One prospective study assessed the relation between blinded gait analysis data and clinical measurements in 200 randomly selected patients. (Desloovere, 2006)  The study found only fair to moderate correlations between the measures (r 2 <= 0.60), none of the correlations were considered good. The authors suggested that gait analysis can provide different information than clinical measurement, but no data were presented to indicate that this additional information improved outcomes.

A prospective single-institution study evaluated the effect of gait analysis on surgical planning. (Lofterod, 2007)  Preoperative surgical plans derived from clinical assessments were found to have been modified in 70% of patients following multi-disciplinary team gait assessment. Thirty-nine (65%) of the 60 patients had been referred by an orthopedic surgeon who was a member of the gait laboratory. A retrospective study of the influence of gait analysis recommendations reported that the surgeries performed matched those recommended in 23 (77%) of 30 consecutive patients who underwent orthopedic surgery at the author’s institution. (Wren, 2005)  The gait laboratory physician was also the referring physician for nearly 65% of the 30 patients.

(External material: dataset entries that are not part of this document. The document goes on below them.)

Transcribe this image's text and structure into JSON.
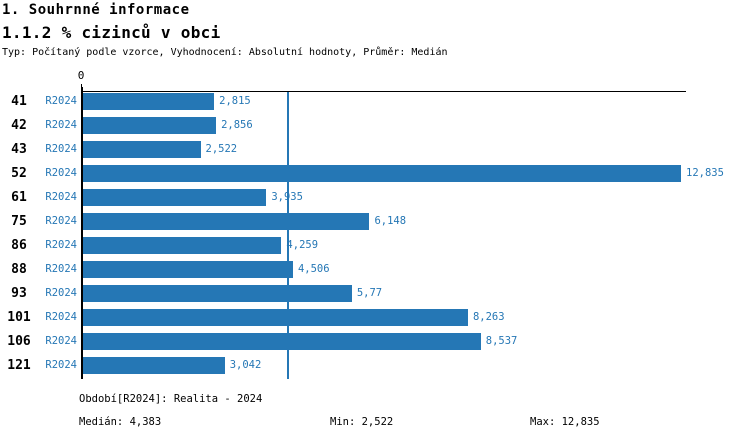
{
  "header": {
    "title": "1. Souhrnné informace",
    "subtitle": "1.1.2 % cizinců v obci",
    "meta": "Typ: Počítaný podle vzorce, Vyhodnocení: Absolutní hodnoty, Průměr: Medián"
  },
  "chart_data": {
    "type": "bar",
    "orientation": "horizontal",
    "title": "1.1.2 % cizinců v obci",
    "axis_zero_label": "0",
    "series_label": "R2024",
    "categories": [
      "41",
      "42",
      "43",
      "52",
      "61",
      "75",
      "86",
      "88",
      "93",
      "101",
      "106",
      "121"
    ],
    "values": [
      2.815,
      2.856,
      2.522,
      12.835,
      3.935,
      6.148,
      4.259,
      4.506,
      5.77,
      8.263,
      8.537,
      3.042
    ],
    "value_labels": [
      "2,815",
      "2,856",
      "2,522",
      "12,835",
      "3,935",
      "6,148",
      "4,259",
      "4,506",
      "5,77",
      "8,263",
      "8,537",
      "3,042"
    ],
    "xlim": [
      0,
      12.835
    ],
    "median": 4.383,
    "min": 2.522,
    "max": 12.835,
    "grid": false,
    "legend": "none",
    "bar_color": "#2577b5",
    "median_line_color": "#2577b5",
    "label_color": "#2577b5",
    "axis_color": "#000000"
  },
  "footer": {
    "period": "Období[R2024]: Realita - 2024",
    "median": "Medián: 4,383",
    "min": "Min: 2,522",
    "max": "Max: 12,835"
  }
}
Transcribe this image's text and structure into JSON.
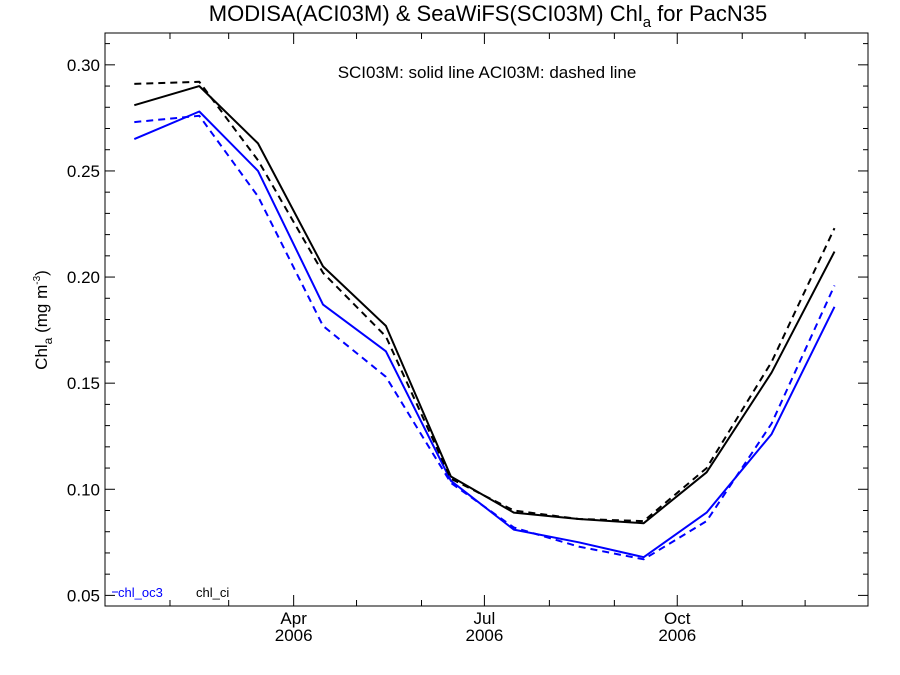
{
  "chart_data": {
    "type": "line",
    "title": {
      "main": "MODISA(ACI03M) & SeaWiFS(SCI03M)  Chl",
      "sub": "a",
      "rest": " for PacN35"
    },
    "ylabel": {
      "main": "Chl",
      "sub": "a",
      "unit": " (mg m",
      "exp": "-3",
      "close": ")"
    },
    "annotation": "SCI03M: solid line   ACI03M: dashed line",
    "x": [
      "2006-01-15",
      "2006-02-15",
      "2006-03-15",
      "2006-04-15",
      "2006-05-15",
      "2006-06-15",
      "2006-07-15",
      "2006-08-15",
      "2006-09-15",
      "2006-10-15",
      "2006-11-15",
      "2006-12-15"
    ],
    "xlim": [
      "2006-01-01",
      "2006-12-31"
    ],
    "ylim": [
      0.045,
      0.315
    ],
    "yticks": [
      "0.05",
      "0.10",
      "0.15",
      "0.20",
      "0.25",
      "0.30"
    ],
    "ytick_values": [
      0.05,
      0.1,
      0.15,
      0.2,
      0.25,
      0.3
    ],
    "xticks": [
      {
        "month": "Apr",
        "year": "2006",
        "date": "2006-04-01"
      },
      {
        "month": "Jul",
        "year": "2006",
        "date": "2006-07-01"
      },
      {
        "month": "Oct",
        "year": "2006",
        "date": "2006-10-01"
      }
    ],
    "minor_ticks": [
      "2006-02-01",
      "2006-03-01",
      "2006-05-01",
      "2006-06-01",
      "2006-08-01",
      "2006-09-01",
      "2006-11-01",
      "2006-12-01"
    ],
    "legend": [
      {
        "name": "chl_oc3",
        "color": "#0000ff"
      },
      {
        "name": "chl_ci",
        "color": "#000000"
      }
    ],
    "series": [
      {
        "product": "chl_oc3",
        "dataset": "SCI03M",
        "color": "#0000ff",
        "style": "solid",
        "values": [
          0.265,
          0.278,
          0.25,
          0.187,
          0.165,
          0.104,
          0.081,
          0.075,
          0.068,
          0.089,
          0.126,
          0.186
        ]
      },
      {
        "product": "chl_oc3",
        "dataset": "ACI03M",
        "color": "#0000ff",
        "style": "dashed",
        "values": [
          0.273,
          0.276,
          0.238,
          0.177,
          0.153,
          0.103,
          0.082,
          0.073,
          0.067,
          0.085,
          0.131,
          0.196
        ]
      },
      {
        "product": "chl_ci",
        "dataset": "SCI03M",
        "color": "#000000",
        "style": "solid",
        "values": [
          0.281,
          0.29,
          0.263,
          0.205,
          0.177,
          0.106,
          0.089,
          0.086,
          0.084,
          0.108,
          0.155,
          0.212
        ]
      },
      {
        "product": "chl_ci",
        "dataset": "ACI03M",
        "color": "#000000",
        "style": "dashed",
        "values": [
          0.291,
          0.292,
          0.255,
          0.202,
          0.172,
          0.105,
          0.09,
          0.086,
          0.085,
          0.11,
          0.16,
          0.223
        ]
      }
    ]
  }
}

Although these studies indicate that gait analysis can influence clinical decision making, results cannot be generalized beyond these institutions. In a 2003 study funded by the United Cerebral Palsy Foundation, 4 different gait analysis centers gave different treatment recommendations after evaluating the same 11 patients. (Noonan, 2003)  Thus, there appears to be little consistency in gait analysis recommendations between centers. Questions remain, therefore, about both the reliability and the validity of gait analysis recommendations. Multicenter controlled studies are needed to determine whether gait analysis can improve clinical outcomes.

A study was published by Cimolin and colleagues in Italy (Cimolin, 2011). It included 19 children with cerebral palsy scheduled for gastrocnemius fascia lengthening surgery and 20 healthy controls (for establishment of preoperative normative values). Patient evaluation included videotaping and three-dimensional gait analysis. The study used the Gait Deviation Index (GDI) to summarize data; this is a measure derived from comparing nine kinematic variables of a person’s gait to those of a control group. A GDI value of approximately 100 or higher indicates an absence of gait pathology. Every decrease in 10 points below 100 indicates 1 standard deviation from normal kinematics. All participants completed the study. The mean preoperative GDI value among the 19 children with cerebral palsy was 70.4 +/- 14.8 (i.e., three standard deviations away from healthy children). After surgery, the mean GDI was 82.9 +/-7.4. The improvement in GDI was statistically significant compared to the pre-surgery value (p<0.05). The study did not evaluate whether there was incremental value with use of the postoperative GDI compared to postoperative observation alone.

Cimolin V, Galli M, Vimercati SL et al. Use of the Gait Deviation Index for the assessment of gastrocnemius fascia lengthening in children with cerebral palsy. Res Dev Disabil 2011; 32(1): 377-81.

Desloovere K, Molenaers G, et al. Do dynamic and static clinical measurements correlate with gait analysis parameters in children with cerebral palsy? Gait Posture, 2006; 24(3):302-13.

Gabrieli AP, et al.  Gait analysis in low lumbar myelomeningocele patients with unilateral hip dislocation or subluxation.  J Pediatr Orthop, 2003; 23(3):330.

Noonan KJ, Halliday S, et al. Interobserver variability of gait analysis in patients with cerebral palsy. J Pediatr Orthop, 2003; 23(3):279-87.

Swaroop VT and Dias L. Orthopedic management of spina bifida.  J Child Orthop, 2009; 3:441-449.

Thomson JD and Segal LS. Orthopedic management of spina bifida.  Dev Dis Res Rev 2010; 16:96-103

Wren TA, Otsuka NY, Bowen RE et al. Outcomes of lower extremity orthopedic surgery in ambulatory children with cerebral palsy with and without gait analysis: Results of a randomized controlled trial. Gait Posture 2012 [Epub ahead of print].

Wren TA, Woolf K, Kay RM. How closely do surgeons follow gait analysis recommendations and why? J Pediatr Orthop B, 2005; 14(3):202-5.